Another problem can occur if a double acting telescopic cylinder encounters a load that pulls on the actuator during extension such as when a tilting load goes over center and opens the cylinder beyond the internal volume of the hydraulic oil. When the piston face catches up again and strikes the oil column a pressure spike occurs which can damage the actuator.

===Single- / double-acting combination===
In some applications, a single acting telescopic cylinder is adequate to accomplish the work except for one stage that is required to be double acting.
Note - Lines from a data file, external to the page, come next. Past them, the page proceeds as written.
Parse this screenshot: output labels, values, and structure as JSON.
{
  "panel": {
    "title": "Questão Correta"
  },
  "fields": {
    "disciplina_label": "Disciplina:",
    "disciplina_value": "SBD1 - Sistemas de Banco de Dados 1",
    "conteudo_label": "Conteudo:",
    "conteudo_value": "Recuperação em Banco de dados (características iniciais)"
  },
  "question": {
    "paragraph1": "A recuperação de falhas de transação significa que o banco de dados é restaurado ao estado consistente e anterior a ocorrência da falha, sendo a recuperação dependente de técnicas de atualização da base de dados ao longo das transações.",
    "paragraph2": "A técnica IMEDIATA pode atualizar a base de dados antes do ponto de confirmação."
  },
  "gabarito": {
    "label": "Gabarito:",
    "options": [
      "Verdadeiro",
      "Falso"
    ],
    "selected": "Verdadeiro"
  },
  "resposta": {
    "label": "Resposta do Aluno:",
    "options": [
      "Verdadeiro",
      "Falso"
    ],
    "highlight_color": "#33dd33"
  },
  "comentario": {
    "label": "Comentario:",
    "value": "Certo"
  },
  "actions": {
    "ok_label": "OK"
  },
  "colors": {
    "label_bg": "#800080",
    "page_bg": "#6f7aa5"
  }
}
An example of this is erecting the mast of a large mobile drilling rig. The mast is erected to the vertical position using a telescopic cylinder. However, to lower the mast, gravity is not available for the initial tilt back from the vertical position. Thus, the plunger stage only of the telescopic actuator is equipped as a double acting cylinder to provide the initial force to pull the mast back from vertical. Once the tilt back has been initiated, then gravity takes over and supplies the force to complete the full cylinder retraction. The remaining stages, therefore, are single acting. This special combination is much less complex and much less costly than using an entirely double acting design.

===Constant thrust, constant speed===
In some special applications, a telescopic cylinder is required to extend with a constant force or constant speed. To accomplish this the cylinder is designed so that all the stages extend at the same time. This can also be accomplished in a double acting design by matching the extension and retraction areas of the pistons on all the stages.